Friday, January 21, 2011

When a McDonald's customer drinks one of the hamburger chain's coffee beverages, introduced in recent years, they're drinking more of a dairy product than a cup of coffee.

Eric McClain, director of industry relations for the Southeast United Dairy Industry Association, made the point in Lewisburg this week when he met with about 65 dairy farmers, friends and relatives in the First Cumberland Presbyterian Church.

"McCafe drinks average 80 percent" dairy products - mostly milk and, for many, whipped cream, McClain said, explaining the association's goal is to increase the sale of milk.

"And it's going very well," he said. "It's milk in a different format. The dairy farmers made that possible with McDonalds. We work with Starbucks, too."

Domino's and Subway restaurants have programs to increase the sale of cheese, another dairy product, McClain said.

McClain was in town for an annual area meeting to keep dairy farmers informed.

And they have good reasons to want that information.

"Dairy farmers pay 15 cents per 100 pounds of milk for promotions," said Tony White, a former county commissioner here who left the panel to spend more time being president of the Tennessee Dairy Producers Association.

The promotional programs described by McClain are "overseen by the federal government," White said. "It's highly regulated. We don't have a choice."

The Dairy Association and Tennessee Agriculture Enhancement Fund provided money to replace coolers for milk in six Marshall County schools, White said, reminding the public of a step taken last year.

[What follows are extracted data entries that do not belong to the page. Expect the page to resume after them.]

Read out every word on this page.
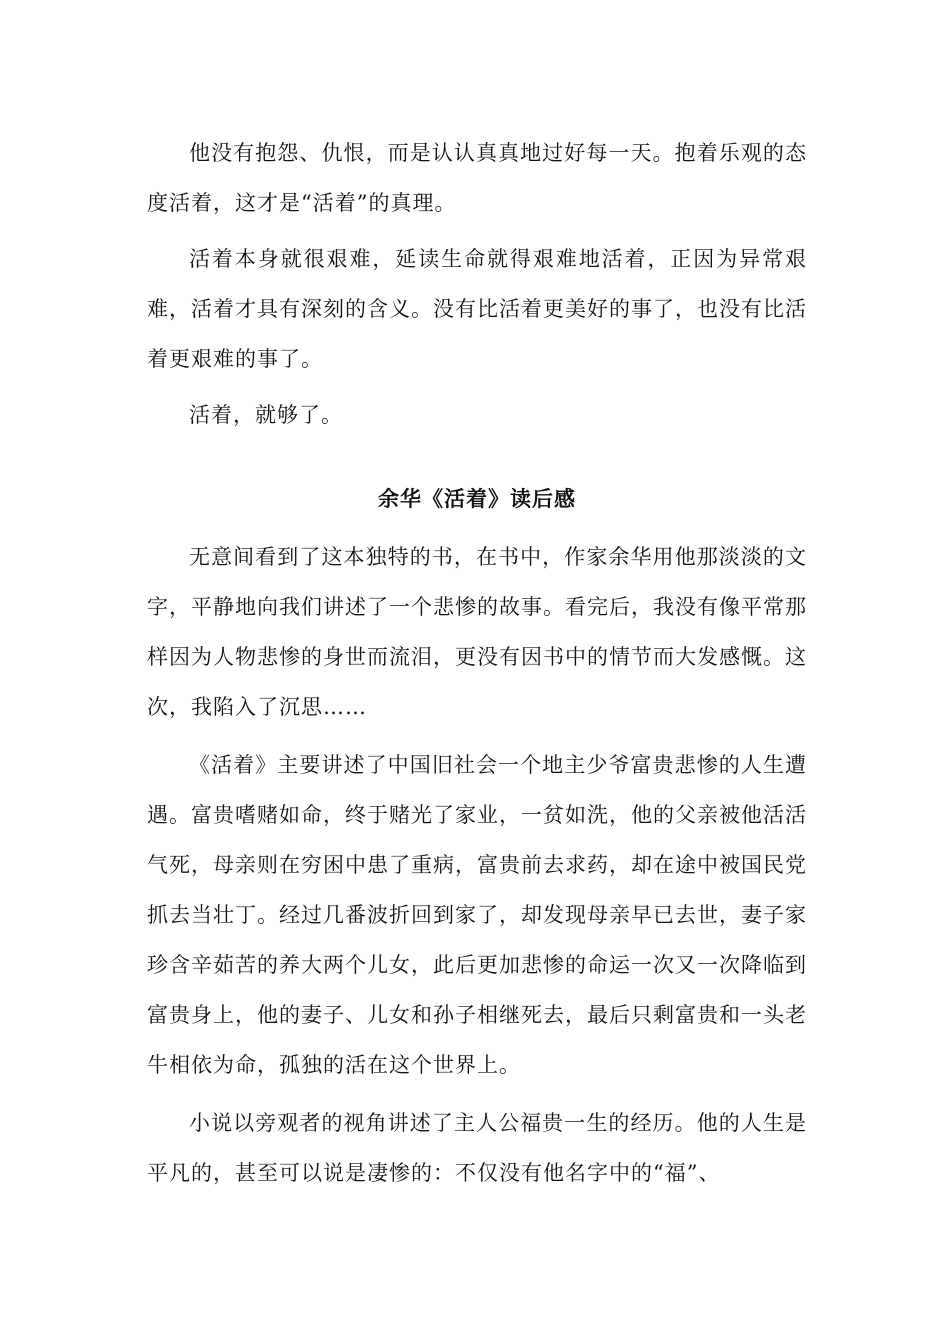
他没有抱怨、仇恨，而是认认真真地过好每一天。抱着乐观的态度活着，这才是“活着”的真理。

活着本身就很艰难，延读生命就得艰难地活着，正因为异常艰难，活着才具有深刻的含义。没有比活着更美好的事了，也没有比活着更艰难的事了。

活着，就够了。

余华《活着》读后感

无意间看到了这本独特的书，在书中，作家余华用他那淡淡的文字，平静地向我们讲述了一个悲惨的故事。看完后，我没有像平常那样因为人物悲惨的身世而流泪，更没有因书中的情节而大发感慨。这次，我陷入了沉思……

《活着》主要讲述了中国旧社会一个地主少爷富贵悲惨的人生遭遇。富贵嗜赌如命，终于赌光了家业，一贫如洗，他的父亲被他活活气死，母亲则在穷困中患了重病，富贵前去求药，却在途中被国民党抓去当壮丁。经过几番波折回到家了，却发现母亲早已去世，妻子家珍含辛茹苦的养大两个儿女，此后更加悲惨的命运一次又一次降临到富贵身上，他的妻子、儿女和孙子相继死去，最后只剩富贵和一头老牛相依为命，孤独的活在这个世界上。

小说以旁观者的视角讲述了主人公福贵一生的经历。他的人生是平凡的，甚至可以说是凄惨的：不仅没有他名字中的“福”、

McClain emphasized the dairy association is only a promotional group. Most of its work is in school programs, including the Fuel Up to Play 60 promotion advocating dairy products as good food to power youngsters for 60 minutes of physical activity each day.

"Nothing political," White said.

His group, the Dairy Producers Association, does lobby state lawmakers.

The Tuesday night dinner in the Presbyterian Church also reflected the teamwork of those associations with the Farm Bureau and the Tennessee Beef Industry Council. The dinner was one of five meetings across the state, starting in Paris and ending in Greenville.

The Dairy Producers Association annual meeting will be on Feb. 22 at the Tennessee Walking Horse Breeders and Exhibitors Association offices on North Ellington Parkway.

The 2012 Farm Bill and milk pricing stabilization are to be discussed, White said.